RHI: Jonathan Bell had 'dysfunctional' relationship with adviser

Jonathan Bell
Image caption Former DUP minister Jonathan Bell is due to give evidence to the RHI inquiry on Thursday

A dysfunctional relationship between former DUP minister Jonathan Bell and his adviser may have contributed to delays in dealing with the RHI crisis, a senior civil servant has said.

Andrew McCormick was the top official in Mr Bell's Enterprise Department at the time.

He will give evidence to the RHI inquiry when it resumes on Tuesday.

In his witness statements, Mr McCormick said DUP advisers had concerns about Mr Bell's effectiveness.

The statements have been published on the RHI website.

It has emerged that Mr Bell's special adviser, Timothy Cairns, raised allegations of bullying against Mr Bell, including a claim that he had tried to break his finger and had swung a punch at him.

Mr McCormick referenced an Invest NI trade mission to the United States in February 2016.

He said Mr Bell had been "visibly tired" at a key meeting after a late night.

"It was my impression that in consequence the minister was unable to participate fully in the meeting in as constructive a way as I would have hoped."

Bullying behaviour

Mr McCormick said he had not experienced the bullying behaviour ascribed to Mr Bell by others.

He said they got on well personally and had a shared interest in Christianity and missionary work.

But he said the difficult working relationship between Mr Bell and Mr Cairns had contributed to the department's difficulties in dealing with the unfolding crisis.

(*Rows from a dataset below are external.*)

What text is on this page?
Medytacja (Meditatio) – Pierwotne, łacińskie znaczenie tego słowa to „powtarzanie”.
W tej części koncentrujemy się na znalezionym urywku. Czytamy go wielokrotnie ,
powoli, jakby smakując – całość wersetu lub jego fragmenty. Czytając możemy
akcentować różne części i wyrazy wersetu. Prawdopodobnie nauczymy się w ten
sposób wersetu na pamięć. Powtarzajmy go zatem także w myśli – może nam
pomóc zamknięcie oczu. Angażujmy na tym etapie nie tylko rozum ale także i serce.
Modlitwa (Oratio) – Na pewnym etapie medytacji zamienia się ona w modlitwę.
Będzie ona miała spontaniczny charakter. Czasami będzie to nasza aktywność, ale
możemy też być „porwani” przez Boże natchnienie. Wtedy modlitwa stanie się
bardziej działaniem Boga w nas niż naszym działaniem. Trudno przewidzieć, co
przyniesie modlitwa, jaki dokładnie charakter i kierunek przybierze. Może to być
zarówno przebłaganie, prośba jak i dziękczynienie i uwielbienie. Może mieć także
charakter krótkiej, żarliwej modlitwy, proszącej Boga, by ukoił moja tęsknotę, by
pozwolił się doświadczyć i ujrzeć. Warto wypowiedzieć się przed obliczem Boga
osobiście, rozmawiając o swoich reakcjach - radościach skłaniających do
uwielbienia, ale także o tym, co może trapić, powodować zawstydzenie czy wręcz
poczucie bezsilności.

He said had officials realised that Mr Cairns was only giving advice to Mr Bell after taking soundings from other advisers in the party, they would have pushed harder for a decision on cost controls in the summer of 2015, as concerns mounted about spending on the scheme.

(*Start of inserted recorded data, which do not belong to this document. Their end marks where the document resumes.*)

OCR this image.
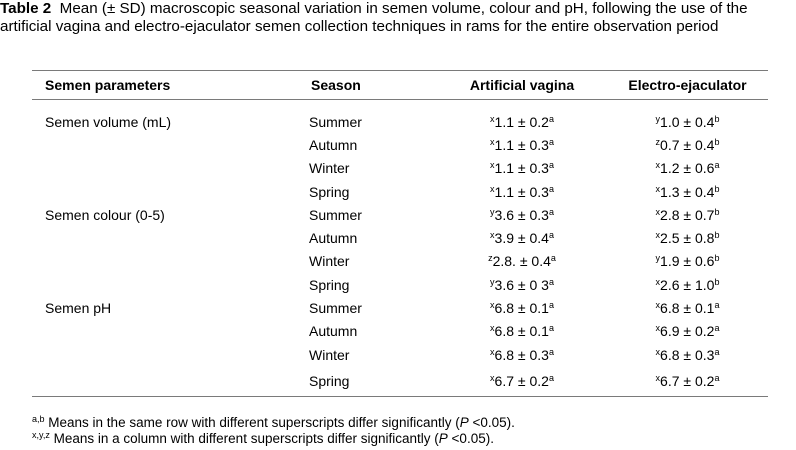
Table 2 Mean (± SD) macroscopic seasonal variation in semen volume, colour and pH, following the use of the artificial vagina and electro-ejaculator semen collection techniques in rams for the entire observation period
Semen parameters	Season	Artificial vagina	Electro-ejaculator

Semen volume (mL)	Summer	$^x$1.1 ± 0.2$^a$	$^y$1.0 ± 0.4$^b$
	Autumn	$^x$1.1 ± 0.3$^a$	$^z$0.7 ± 0.4$^b$
	Winter	$^x$1.1 ± 0.3$^a$	$^x$1.2 ± 0.6$^a$
	Spring	$^x$1.1 ± 0.3$^a$	$^x$1.3 ± 0.4$^b$
Semen colour (0-5)	Summer	$^y$3.6 ± 0.3$^a$	$^x$2.8 ± 0.7$^b$
	Autumn	$^x$3.9 ± 0.4$^a$	$^x$2.5 ± 0.8$^b$
	Winter	$^z$2.8. ± 0.4$^a$	$^y$1.9 ± 0.6$^b$
	Spring	$^y$3.6 ± 0 3$^a$	$^x$2.6 ± 1.0$^b$
Semen pH	Summer	$^x$6.8 ± 0.1$^a$	$^x$6.8 ± 0.1$^a$
	Autumn	$^x$6.8 ± 0.1$^a$	$^x$6.9 ± 0.2$^a$
	Winter	$^x$6.8 ± 0.3$^a$	$^x$6.8 ± 0.3$^a$
	Spring	$^x$6.7 ± 0.2$^a$	$^x$6.7 ± 0.2$^a$
$^{a,b}$ Means in the same row with different superscripts differ significantly (P <0.05).
$^{x,y,z}$ Means in a column with different superscripts differ significantly (P <0.05).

Image caption Andrew McCormick was the top official in the Enterprise Department which was running the scheme.

Mr Bell is due to give evidence on Thursday.

He has already claimed that DUP Spads worked to frustrate the introduction of cost controls and later conspired against him to protect Arlene Foster from damaging fallout over the suspension of the scheme.

She was the minister in charge of the Enterprise Department during its design and implementation.

Mr McCormick was asked whether he believed Mrs Foster had acted "without due candour" when she told the BBC's Stephen Nolan that she was not aware of DUP Spad involvement in delays to the introduction of cost controls.

He said he was surprised when she said she had "no idea" why there had been a delay.

Image caption The RHI scheme was established to encourage uptake of eco-friendly heat systems over the use of fossil fuels

Mr McCormick said he had discussed the reason extensively with DUP Spads and told them it might be best to address the issue directly.

He had also discussed with DUP advisers how a relative of their fellow Spad Andrew Crawford had got his boilers accredited the day before the tariff changes.

Mr McCormick said the question arose of whether DUP advisers Timothy Johnston and Richard Bullick had told Mrs Foster what they knew as they briefed her for the television interview.

The RHI (Renewable Heat Incentive) scheme was established to encourage uptake of eco-friendly heat systems over the use of fossil fuels.

However, an overgenerous offer of fuel subsidies meant it could cost taxpayers an extra £490m.

An independent inquiry into the RHI scandal was established in January 2017.